Smoking does also cook the food, only slower. Also, some people do eat raw or undercooked meats as a culinary choice. It does increase the chances of acquiring food borne parasites if the meat is undercooked.
@Boozilla Smoked trout is the only trout based food I know that doesn’t smell like satan’s unwashed genitals.
Smoked salmon looks “raw” largely because it is raw. It has never been heated.
Smoking the fish does indeed give a very different flavour to non-smoked fillet. That shouldn’t be any great surprise.
Why is it safe? Well good quality raw salmon is also safe (see sushi). But the smoking does have an effect of preserving the fish and making it less of an environment where bacteria would thrive.
Smoked salmon looks “raw” largely because it is raw. It has never been heated.
I am curious about the process of smoking without heat.
I they’re referring to cold smoking. It’s just smoking at a temp of like 80 degrees for like 18 hours or something. It’s how you make lox.
Traditional lox is just brined in salt, no smoking.
Gravadlax is brined in salt and sugar with spices.
Smoked salmon is just smoked salmon, like nova, in the US.
Due to customer preference and lack of knowledge, most want smoked salmon when they ask for lox, so are sold lox.

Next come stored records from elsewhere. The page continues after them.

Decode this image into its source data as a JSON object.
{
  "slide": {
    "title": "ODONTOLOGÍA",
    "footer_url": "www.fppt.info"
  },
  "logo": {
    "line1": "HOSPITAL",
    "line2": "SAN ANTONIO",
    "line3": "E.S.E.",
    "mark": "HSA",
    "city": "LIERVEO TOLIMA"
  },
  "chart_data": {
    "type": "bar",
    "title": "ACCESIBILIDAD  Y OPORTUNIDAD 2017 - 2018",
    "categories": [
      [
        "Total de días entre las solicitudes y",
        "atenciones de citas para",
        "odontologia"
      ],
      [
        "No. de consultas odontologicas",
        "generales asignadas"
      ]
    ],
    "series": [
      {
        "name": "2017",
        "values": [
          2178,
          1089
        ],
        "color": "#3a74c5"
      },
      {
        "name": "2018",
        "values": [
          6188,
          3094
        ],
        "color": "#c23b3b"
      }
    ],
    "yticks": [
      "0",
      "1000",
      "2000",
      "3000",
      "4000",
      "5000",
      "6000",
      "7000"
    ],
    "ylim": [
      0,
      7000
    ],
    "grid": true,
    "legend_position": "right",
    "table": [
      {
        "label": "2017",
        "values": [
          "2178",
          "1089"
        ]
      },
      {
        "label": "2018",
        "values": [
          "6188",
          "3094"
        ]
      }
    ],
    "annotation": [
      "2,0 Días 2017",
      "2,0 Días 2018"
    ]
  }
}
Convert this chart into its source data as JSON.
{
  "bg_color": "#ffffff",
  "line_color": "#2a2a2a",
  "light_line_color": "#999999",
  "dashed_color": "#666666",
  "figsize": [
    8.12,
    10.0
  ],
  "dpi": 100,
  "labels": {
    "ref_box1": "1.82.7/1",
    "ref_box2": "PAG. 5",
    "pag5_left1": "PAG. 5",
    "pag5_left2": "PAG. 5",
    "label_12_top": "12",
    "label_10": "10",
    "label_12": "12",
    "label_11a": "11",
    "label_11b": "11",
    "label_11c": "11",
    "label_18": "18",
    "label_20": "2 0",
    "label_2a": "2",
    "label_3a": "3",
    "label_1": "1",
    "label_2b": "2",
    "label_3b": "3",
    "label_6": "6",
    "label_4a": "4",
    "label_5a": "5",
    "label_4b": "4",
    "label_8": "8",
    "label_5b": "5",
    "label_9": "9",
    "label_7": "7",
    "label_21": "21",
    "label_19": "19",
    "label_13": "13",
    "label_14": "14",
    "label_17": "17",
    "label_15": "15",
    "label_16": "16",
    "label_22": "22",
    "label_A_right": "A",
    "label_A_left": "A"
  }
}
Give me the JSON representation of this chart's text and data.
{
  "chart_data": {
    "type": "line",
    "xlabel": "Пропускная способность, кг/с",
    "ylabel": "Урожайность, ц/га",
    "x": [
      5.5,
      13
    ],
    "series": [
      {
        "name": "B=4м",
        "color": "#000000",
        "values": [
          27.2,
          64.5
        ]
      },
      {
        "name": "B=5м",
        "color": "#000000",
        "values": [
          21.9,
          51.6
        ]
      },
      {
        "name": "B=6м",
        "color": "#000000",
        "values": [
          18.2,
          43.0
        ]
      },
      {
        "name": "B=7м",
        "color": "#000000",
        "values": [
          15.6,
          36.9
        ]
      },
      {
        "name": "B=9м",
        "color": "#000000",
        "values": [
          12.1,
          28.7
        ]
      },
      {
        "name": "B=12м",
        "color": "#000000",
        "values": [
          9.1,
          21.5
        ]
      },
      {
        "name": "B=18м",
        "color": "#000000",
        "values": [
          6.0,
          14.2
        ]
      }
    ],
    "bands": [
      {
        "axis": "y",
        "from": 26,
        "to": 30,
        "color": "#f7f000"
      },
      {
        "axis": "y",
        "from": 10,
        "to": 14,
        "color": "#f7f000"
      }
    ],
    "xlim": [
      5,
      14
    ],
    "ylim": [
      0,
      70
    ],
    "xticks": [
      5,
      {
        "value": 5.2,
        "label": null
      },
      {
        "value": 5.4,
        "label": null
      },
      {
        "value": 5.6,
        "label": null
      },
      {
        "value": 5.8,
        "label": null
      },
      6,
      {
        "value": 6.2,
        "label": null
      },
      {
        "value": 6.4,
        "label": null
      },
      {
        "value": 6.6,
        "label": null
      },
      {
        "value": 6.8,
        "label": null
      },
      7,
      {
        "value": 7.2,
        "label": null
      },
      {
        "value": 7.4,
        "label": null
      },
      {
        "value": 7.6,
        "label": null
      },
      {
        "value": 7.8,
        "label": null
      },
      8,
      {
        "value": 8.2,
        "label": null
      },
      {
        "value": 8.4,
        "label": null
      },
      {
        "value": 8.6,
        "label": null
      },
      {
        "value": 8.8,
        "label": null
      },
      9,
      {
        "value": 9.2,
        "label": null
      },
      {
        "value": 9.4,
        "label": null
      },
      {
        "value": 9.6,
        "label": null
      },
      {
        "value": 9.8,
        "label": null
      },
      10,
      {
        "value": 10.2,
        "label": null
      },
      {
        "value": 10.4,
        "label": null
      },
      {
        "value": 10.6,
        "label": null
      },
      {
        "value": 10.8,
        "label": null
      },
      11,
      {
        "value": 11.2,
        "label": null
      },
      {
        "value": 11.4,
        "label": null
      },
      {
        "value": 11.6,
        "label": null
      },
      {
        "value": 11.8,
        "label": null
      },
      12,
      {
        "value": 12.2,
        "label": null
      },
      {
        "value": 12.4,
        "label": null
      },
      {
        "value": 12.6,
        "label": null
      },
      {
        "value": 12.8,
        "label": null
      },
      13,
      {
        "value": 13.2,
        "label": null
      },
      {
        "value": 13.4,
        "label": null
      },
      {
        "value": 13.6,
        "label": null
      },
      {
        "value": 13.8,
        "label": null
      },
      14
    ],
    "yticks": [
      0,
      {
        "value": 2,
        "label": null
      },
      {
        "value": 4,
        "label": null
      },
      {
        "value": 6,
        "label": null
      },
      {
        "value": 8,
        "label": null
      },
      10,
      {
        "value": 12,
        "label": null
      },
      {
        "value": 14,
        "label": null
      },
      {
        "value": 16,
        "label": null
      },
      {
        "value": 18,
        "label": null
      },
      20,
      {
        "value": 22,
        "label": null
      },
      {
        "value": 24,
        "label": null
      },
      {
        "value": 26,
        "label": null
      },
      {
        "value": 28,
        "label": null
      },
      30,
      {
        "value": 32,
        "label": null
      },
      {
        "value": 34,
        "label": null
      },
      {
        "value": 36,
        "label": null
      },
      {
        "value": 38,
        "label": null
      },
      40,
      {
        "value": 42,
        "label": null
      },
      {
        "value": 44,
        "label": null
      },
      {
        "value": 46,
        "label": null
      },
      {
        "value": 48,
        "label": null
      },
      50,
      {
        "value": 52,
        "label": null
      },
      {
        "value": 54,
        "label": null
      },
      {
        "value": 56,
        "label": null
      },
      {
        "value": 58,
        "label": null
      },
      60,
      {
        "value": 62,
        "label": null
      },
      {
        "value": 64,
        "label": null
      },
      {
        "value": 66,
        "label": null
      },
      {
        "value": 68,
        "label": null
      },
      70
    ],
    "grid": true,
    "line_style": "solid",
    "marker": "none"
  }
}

Cold smoked salmon (such as nova lox) doesn’t look raw, it IS raw. The temperature of the fish never gets pass 37C.
Instead of killing bacteria via high temp via cooking, cold smoked food usually kills becterias by some other way like drying or brining first and the smoke is usually there to impart flavor only.
Cold smoked salmon which you’re referring to is not cooked, it’s cured and smoked at temperatures lower than cooking. There’s also hot smoked salmon which is still done at low temps but high enough to cook it so it kills bacteria but it does have a more cooked texture. The curing and smoking process of smoked salmon doesn’t really kill much bacteria, it mainly inhibits it by creating a hostile environment for bad bacteria and allows good bacteria to take hold. So the reason smoked salmon doesn’t have a cooked texture is because it isn’t really cooked.
If you cook it and it’s like chicken I would say it over cooked . I like to make sear it in a pan for a couple minutes and cover it in a maple sauce . Should be flakey and still pink inside for best results. That’s my opinion but I have no actually training.